Covid. Tar Umbria riapre i servizi per l’infanzia. Ma la didattica, dalla primaria in poi, resta a distanza

Covid. Tar Umbria riapre i servizi per l’infanzia. Ma la didattica, dalla primaria in poi, resta a distanza

Covid. Tar Umbria riapre i servizi per l’infanzia. Ma la didattica, dalla primaria in poi, resta a distanza
Il Tar dell'Umbria ha sospeso l’ordinanza regionale (n. 14 del 6 febbraio 2021) che disponeva, fino al 21 febbraio, la chiusura dei servizi socio-educativi per la prima infanzia, per bambini fino a 3 anni di d'età, nella provincia di Perugia e di Terni, dichiarati zona rossa. Respinta, invece, l’istanza di sospensiva dell'ordinanza nella parte in cui disponeva la chiusura delle scuole primarie, secondarie di primo e secondo grado: per i giudici la questione sanitaria prevale e la formazione può proseguire a distanza.
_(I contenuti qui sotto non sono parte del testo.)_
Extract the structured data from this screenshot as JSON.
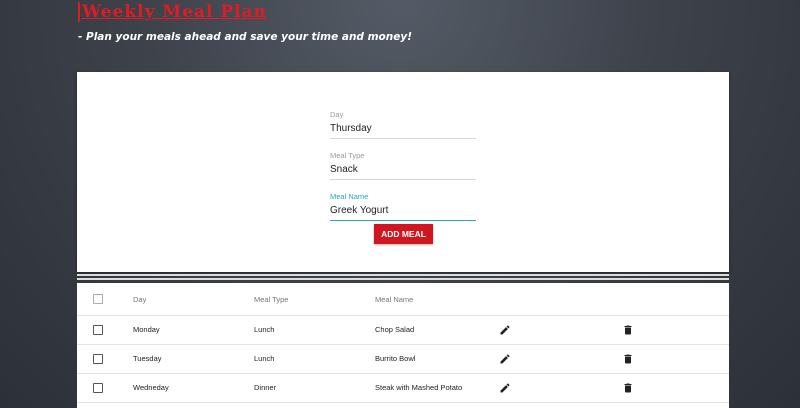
{
  "header": {
    "title": "Weekly Meal Plan",
    "subtitle": "- Plan your meals ahead and save your time and money!"
  },
  "form": {
    "day": {
      "label": "Day",
      "value": "Thursday"
    },
    "meal_type": {
      "label": "Meal Type",
      "value": "Snack"
    },
    "meal_name": {
      "label": "Meal Name",
      "value": "Greek Yogurt"
    },
    "add_button": "ADD MEAL"
  },
  "table": {
    "columns": {
      "day": "Day",
      "meal_type": "Meal Type",
      "meal_name": "Meal Name"
    },
    "rows": [
      {
        "day": "Monday",
        "meal_type": "Lunch",
        "meal_name": "Chop Salad"
      },
      {
        "day": "Tuesday",
        "meal_type": "Lunch",
        "meal_name": "Burrito Bowl"
      },
      {
        "day": "Wedneday",
        "meal_type": "Dinner",
        "meal_name": "Steak with Mashed Potato"
      }
    ]
  },
  "icons": {
    "edit": "pencil-icon",
    "delete": "trash-icon"
  },
  "colors": {
    "accent": "#d0161e",
    "focus": "#2aa7b5",
    "title": "#e01b24"
  }
}
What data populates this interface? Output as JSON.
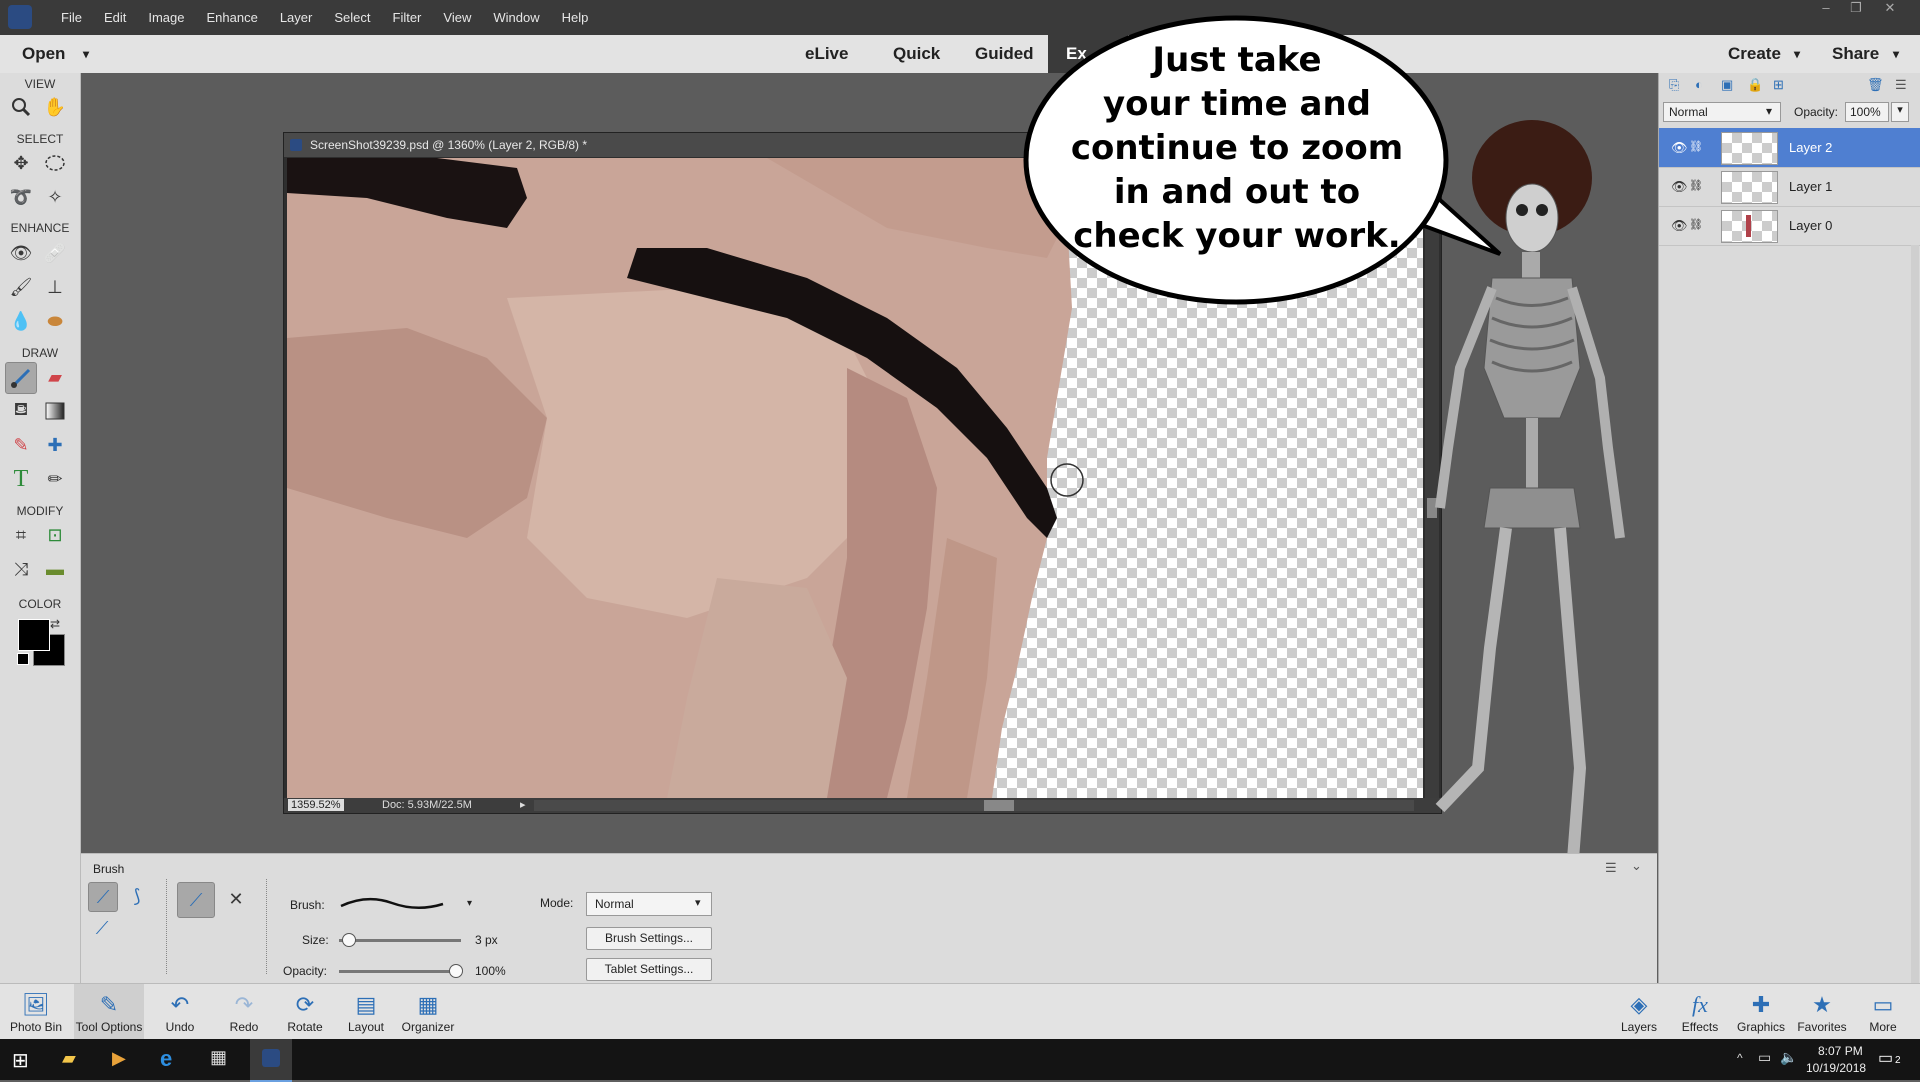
{
  "menubar": {
    "items": [
      "File",
      "Edit",
      "Image",
      "Enhance",
      "Layer",
      "Select",
      "Filter",
      "View",
      "Window",
      "Help"
    ]
  },
  "modebar": {
    "open_label": "Open",
    "tabs": [
      "eLive",
      "Quick",
      "Guided",
      "Ex"
    ],
    "create_label": "Create",
    "share_label": "Share"
  },
  "toolbox": {
    "sections": [
      "VIEW",
      "SELECT",
      "ENHANCE",
      "DRAW",
      "MODIFY",
      "COLOR"
    ]
  },
  "document": {
    "title": "ScreenShot39239.psd @ 1360% (Layer 2, RGB/8) *",
    "zoom": "1359.52%",
    "doc_size": "Doc: 5.93M/22.5M"
  },
  "bubble": {
    "lines": [
      "Just take",
      "your time and",
      "continue to zoom",
      "in and out to",
      "check your work."
    ]
  },
  "layers": {
    "blend_mode": "Normal",
    "opacity_label": "Opacity:",
    "opacity_value": "100%",
    "items": [
      {
        "name": "Layer 2",
        "selected": true
      },
      {
        "name": "Layer 1",
        "selected": false
      },
      {
        "name": "Layer 0",
        "selected": false
      }
    ]
  },
  "tool_options": {
    "tool_name": "Brush",
    "brush_label": "Brush:",
    "size_label": "Size:",
    "size_value": "3 px",
    "opacity_label": "Opacity:",
    "opacity_value": "100%",
    "opacity_fraction": 1.0,
    "size_fraction": 0.03,
    "mode_label": "Mode:",
    "mode_value": "Normal",
    "brush_settings": "Brush Settings...",
    "tablet_settings": "Tablet Settings..."
  },
  "bottombar": {
    "left": [
      {
        "label": "Photo Bin",
        "icon": "photo-bin-icon"
      },
      {
        "label": "Tool Options",
        "icon": "tool-options-icon"
      },
      {
        "label": "Undo",
        "icon": "undo-icon"
      },
      {
        "label": "Redo",
        "icon": "redo-icon"
      },
      {
        "label": "Rotate",
        "icon": "rotate-icon"
      },
      {
        "label": "Layout",
        "icon": "layout-icon"
      },
      {
        "label": "Organizer",
        "icon": "organizer-icon"
      }
    ],
    "right": [
      {
        "label": "Layers",
        "icon": "layers-icon"
      },
      {
        "label": "Effects",
        "icon": "effects-icon"
      },
      {
        "label": "Graphics",
        "icon": "graphics-icon"
      },
      {
        "label": "Favorites",
        "icon": "favorites-icon"
      },
      {
        "label": "More",
        "icon": "more-icon"
      }
    ]
  },
  "taskbar": {
    "time": "8:07 PM",
    "date": "10/19/2018",
    "notification_count": "2"
  },
  "colors": {
    "accent": "#4f7fd1",
    "foreground": "#000000",
    "background": "#000000"
  }
}
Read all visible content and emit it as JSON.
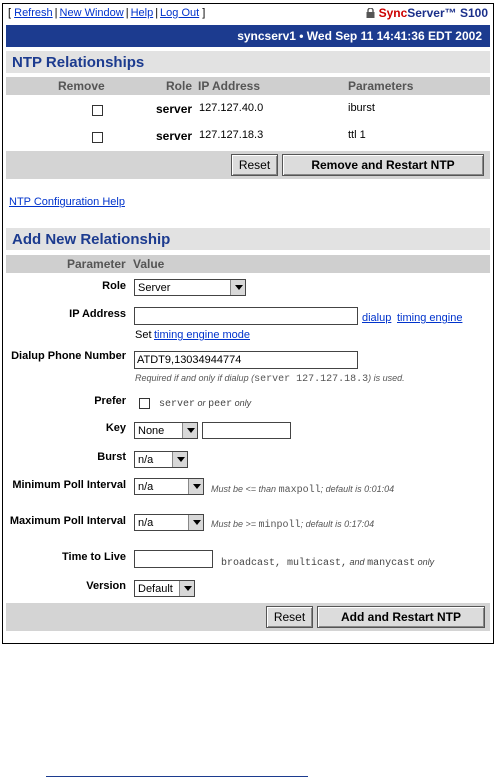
{
  "toolbar": {
    "links": [
      "Refresh",
      "New Window",
      "Help",
      "Log Out"
    ],
    "brand_sync": "Sync",
    "brand_server": "Server™",
    "brand_model": "S100"
  },
  "status": {
    "text": "syncserv1  •  Wed Sep 11 14:41:36 EDT 2002"
  },
  "ntp": {
    "title": "NTP Relationships",
    "headers": {
      "remove": "Remove",
      "role": "Role",
      "ip": "IP Address",
      "params": "Parameters"
    },
    "rows": [
      {
        "role": "server",
        "ip": "127.127.40.0",
        "params": "iburst"
      },
      {
        "role": "server",
        "ip": "127.127.18.3",
        "params": "ttl 1"
      }
    ],
    "reset_label": "Reset",
    "remove_restart_label": "Remove and Restart NTP"
  },
  "help_link": "NTP Configuration Help",
  "add": {
    "title": "Add New Relationship",
    "header_param": "Parameter",
    "header_value": "Value",
    "role_label": "Role",
    "role_value": "Server",
    "ip_label": "IP Address",
    "ip_value": "",
    "dialup_link": "dialup",
    "timing_engine_link": "timing engine",
    "set_text": "Set",
    "timing_engine_mode_link": "timing engine mode",
    "dialup_phone_label": "Dialup Phone Number",
    "dialup_phone_value": "ATDT9,13034944774",
    "dialup_note_a": "Required if and only if dialup (",
    "dialup_note_mono": "server 127.127.18.3",
    "dialup_note_b": ") is used.",
    "prefer_label": "Prefer",
    "prefer_note_mono_a": "server",
    "prefer_note_b": "or",
    "prefer_note_mono_c": "peer",
    "prefer_note_d": "only",
    "key_label": "Key",
    "key_value": "None",
    "key_text": "",
    "burst_label": "Burst",
    "burst_value": "n/a",
    "minpoll_label": "Minimum Poll Interval",
    "minpoll_value": "n/a",
    "minpoll_note_a": "Must be <= than",
    "minpoll_note_mono": "maxpoll",
    "minpoll_note_b": "; default is 0:01:04",
    "maxpoll_label": "Maximum Poll Interval",
    "maxpoll_value": "n/a",
    "maxpoll_note_a": "Must be >=",
    "maxpoll_note_mono": "minpoll",
    "maxpoll_note_b": "; default is 0:17:04",
    "ttl_label": "Time to Live",
    "ttl_value": "",
    "ttl_note_mono_a": "broadcast, multicast,",
    "ttl_note_and": "and",
    "ttl_note_mono_b": "manycast",
    "ttl_note_only": "only",
    "version_label": "Version",
    "version_value": "Default",
    "reset_label": "Reset",
    "add_restart_label": "Add and Restart NTP"
  }
}
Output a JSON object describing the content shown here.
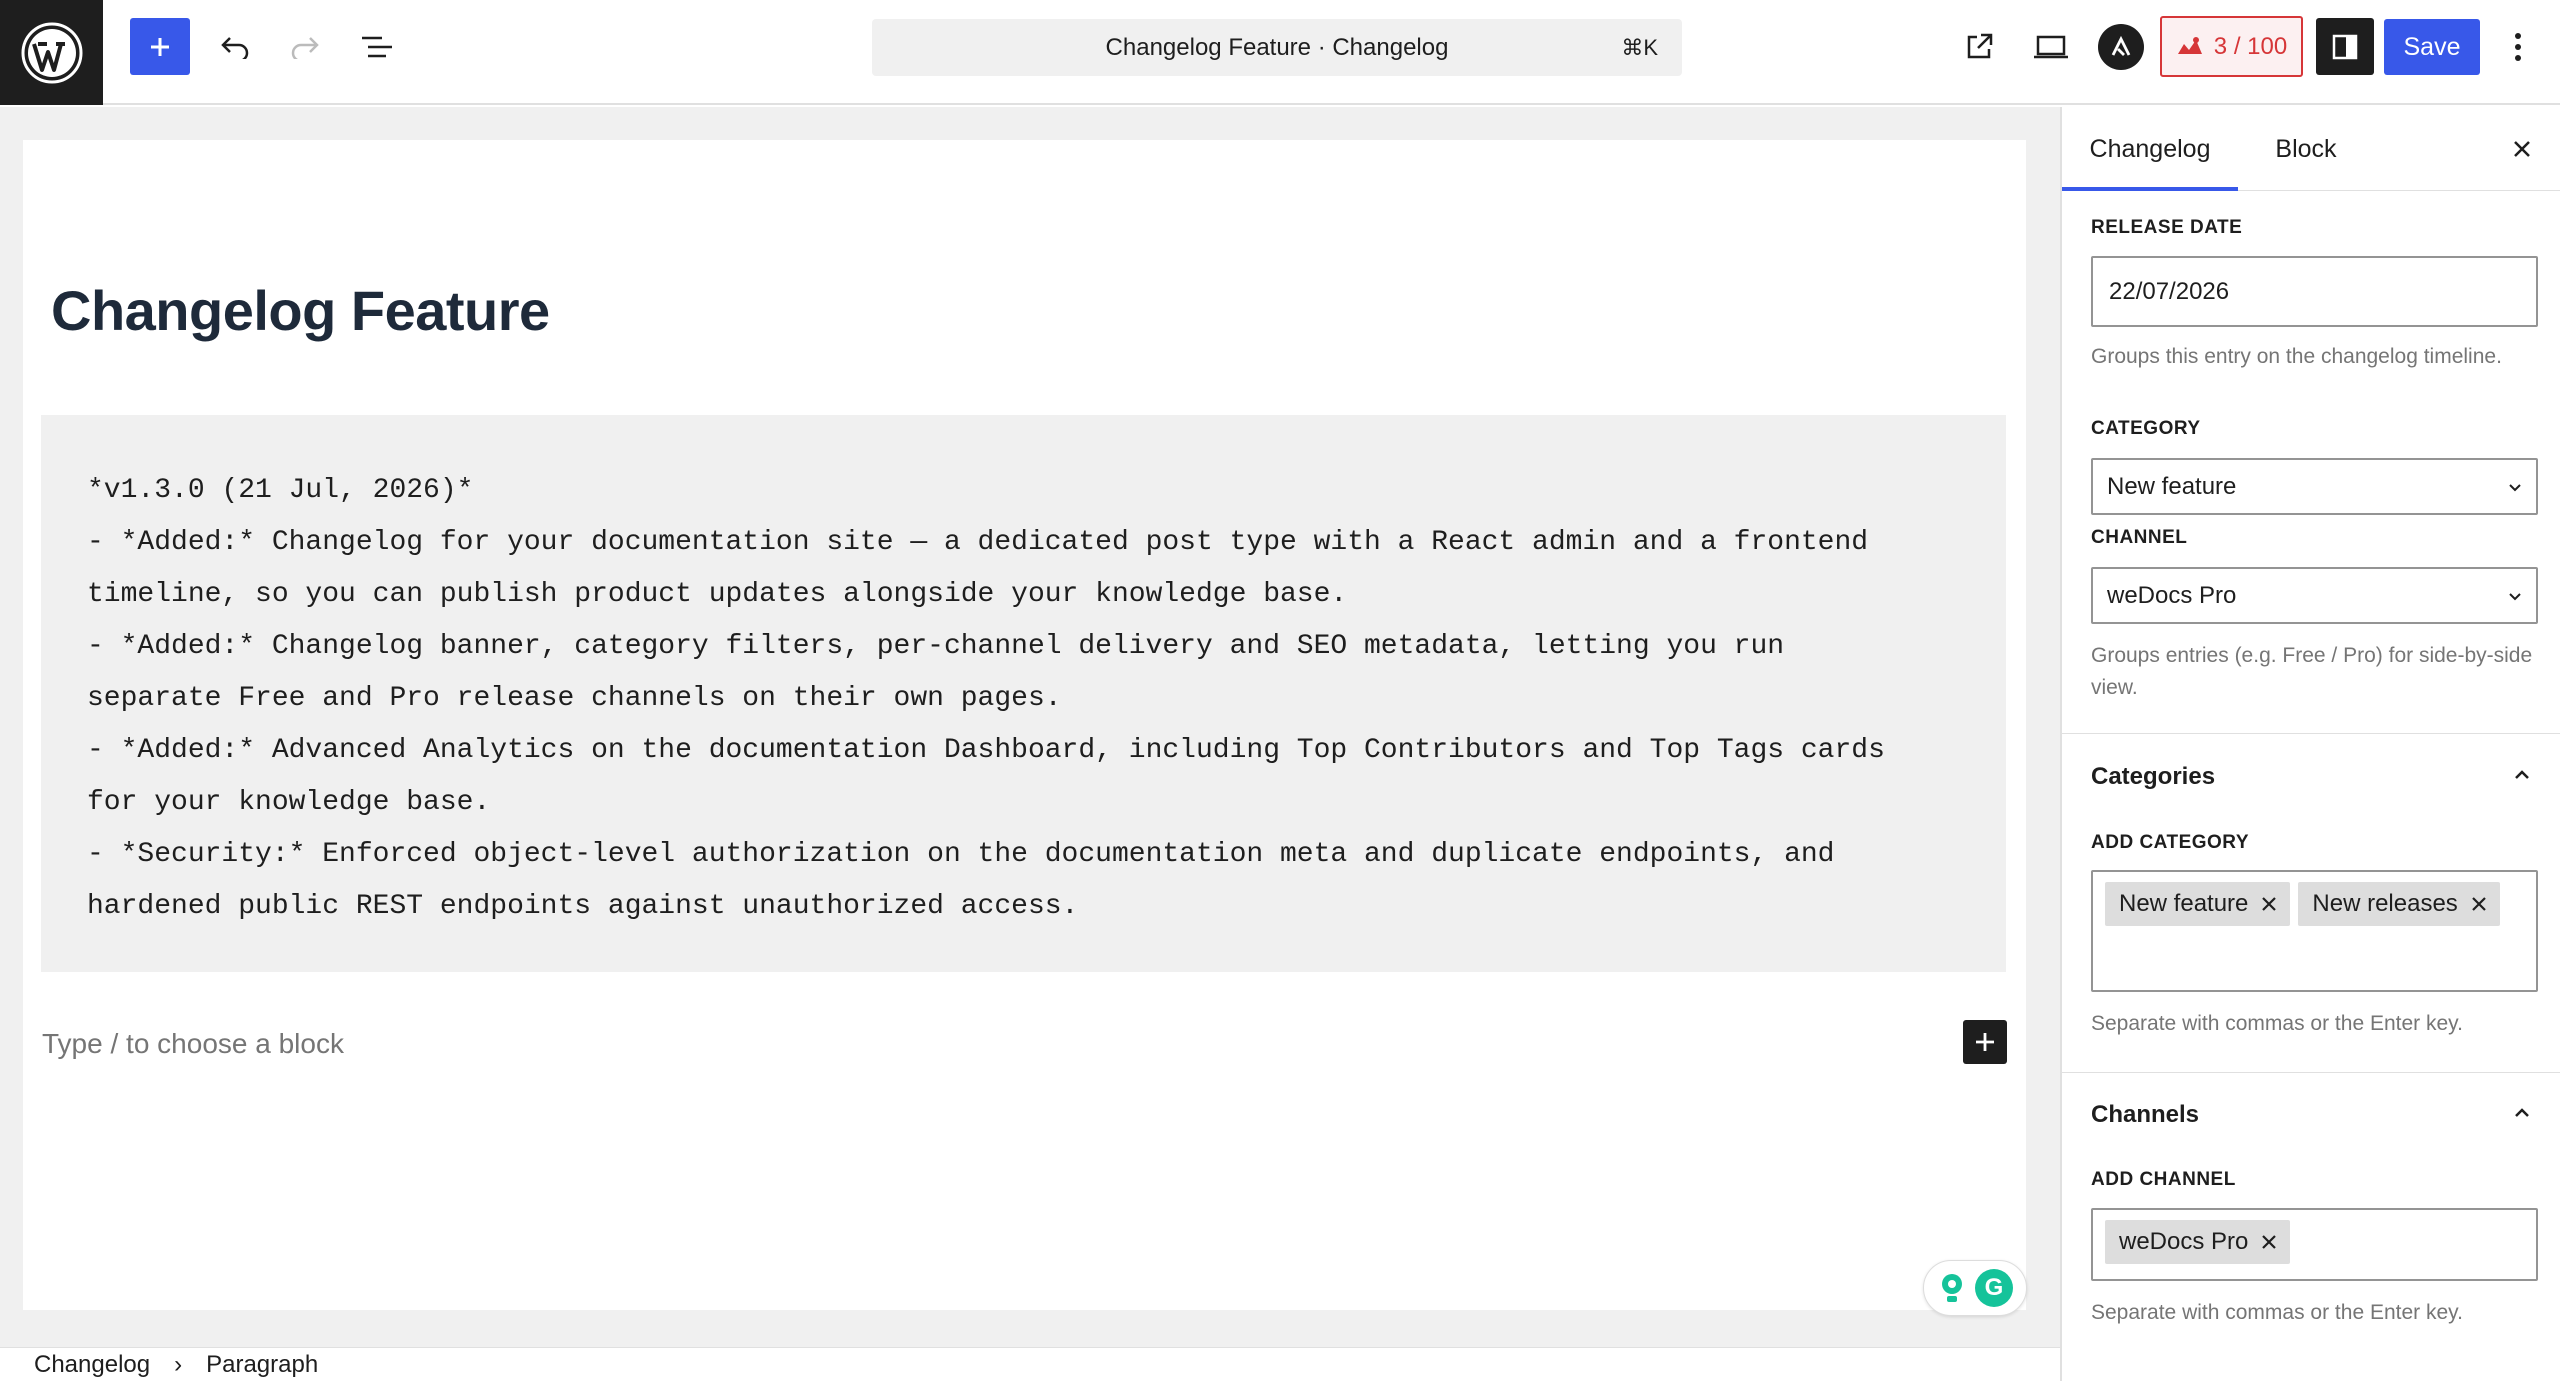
{
  "toolbar": {
    "document_title": "Changelog Feature · Changelog",
    "command_shortcut": "⌘K",
    "score_label": "3 / 100",
    "save_label": "Save"
  },
  "editor": {
    "post_title": "Changelog Feature",
    "code_lines": [
      "*v1.3.0 (21 Jul, 2026)*",
      "- *Added:* Changelog for your documentation site — a dedicated post type with a React admin and a frontend",
      "timeline, so you can publish product updates alongside your knowledge base.",
      "- *Added:* Changelog banner, category filters, per-channel delivery and SEO metadata, letting you run",
      "separate Free and Pro release channels on their own pages.",
      "- *Added:* Advanced Analytics on the documentation Dashboard, including Top Contributors and Top Tags cards",
      "for your knowledge base.",
      "- *Security:* Enforced object-level authorization on the documentation meta and duplicate endpoints, and",
      "hardened public REST endpoints against unauthorized access."
    ],
    "placeholder": "Type / to choose a block"
  },
  "breadcrumb": {
    "items": [
      "Changelog",
      "Paragraph"
    ]
  },
  "sidebar": {
    "tabs": [
      "Changelog",
      "Block"
    ],
    "release_date": {
      "label": "RELEASE DATE",
      "value": "22/07/2026",
      "help": "Groups this entry on the changelog timeline."
    },
    "category": {
      "label": "CATEGORY",
      "value": "New feature"
    },
    "channel": {
      "label": "CHANNEL",
      "value": "weDocs Pro",
      "help": "Groups entries (e.g. Free / Pro) for side-by-side view."
    },
    "categories_panel": {
      "title": "Categories",
      "field_label": "ADD CATEGORY",
      "tokens": [
        "New feature",
        "New releases"
      ],
      "help": "Separate with commas or the Enter key."
    },
    "channels_panel": {
      "title": "Channels",
      "field_label": "ADD CHANNEL",
      "tokens": [
        "weDocs Pro"
      ],
      "help": "Separate with commas or the Enter key."
    }
  },
  "colors": {
    "accent": "#3858e9",
    "score_red": "#d63638",
    "dark": "#1e1e1e"
  },
  "icons": [
    "wordpress-logo-icon",
    "plus-icon",
    "undo-icon",
    "redo-icon",
    "list-view-icon",
    "external-link-icon",
    "device-preview-icon",
    "ai-assistant-icon",
    "seo-score-icon",
    "sidebar-toggle-icon",
    "more-vertical-icon",
    "close-icon",
    "chevron-down-icon",
    "chevron-up-icon",
    "remove-token-icon",
    "grammarly-icon"
  ]
}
IL DECRETO DEL TAR

Genitori in rivolta con l’ordinanza regionale (n. 14 del 6 febbraio 2021) dell’Umbria che disponeva, fino al 21 febbraio, la chiusura delle scuole di ogni ordine e grado chiuse in tutti i comuni della Provincia di Perugia e nei comuni della Provincia di Terni. Ma se per i giudici i servizi socio-educativi per la prima infanzia, per bambini fino a 36 mesi d’età, deve riaprire, la didattica dalla primaria in poi può restare a distanza. Il Tar dell’Umbria, chiamato a pronunciarsi sulla richiesta di sospensiva dell’ordinanza presentata da una cinquantina di geniori, ha infatti accolto l’istanza di uno solo di loro, disponendo la ripresa dei servizi socio-educativi per la prima infanzia, respingendo, invece, l’istanza del resto dei genitori. Trattazione collegiale in programma il 16 marzo 2021.

Se per il Tar l’ordinanza “reca un pregiudizio evidente nei confronti della ricorrente e del minore rappresentato” nel caso del singolo bambino che frequenta i servizi per l'infanzia, “la gravità dell’incremento epidemiologico sotteso a tale scelta, comporta la conferma dell’orientamento (già affermato da questo TAR) per cui, nel bilanciamento tra l’interesse alla salute pubblica e quello ad una formazione scolastica (che comunque può essere svolta temporaneamente a distanza), la prevalenza del primo. In tale situazione nemmeno appare legittimamente precludibile la fruizione del congedo per motivi familiari. Il Tar si è pronunciato, infatti, nel dicembre 2020 su un'altra ordinanza che disponeva lo stop delle lezioni in presenza per le scuole secondarie di primo grado, respingendo la richiesta di sospensiva. La successiva camera di consigliero si era conclusa con nulla di fatto perché, nel frattempo, l'ordinanza non era valida e dunque il ricorso era divenuto improcedibile.

Ma la Regione Umbria non si accontenta di una mezza vittoria e ha fatto sapere di avere proposto opposizione al Tar dell’Umbria nonché ricorso al Consiglio di Stato avverso il provvedimento di sospensiva del Tar regionale del 13/2/21 (la decisione del Tar, comunque, resta efficace fino all’esito dell’opposizione e/o del ricorso).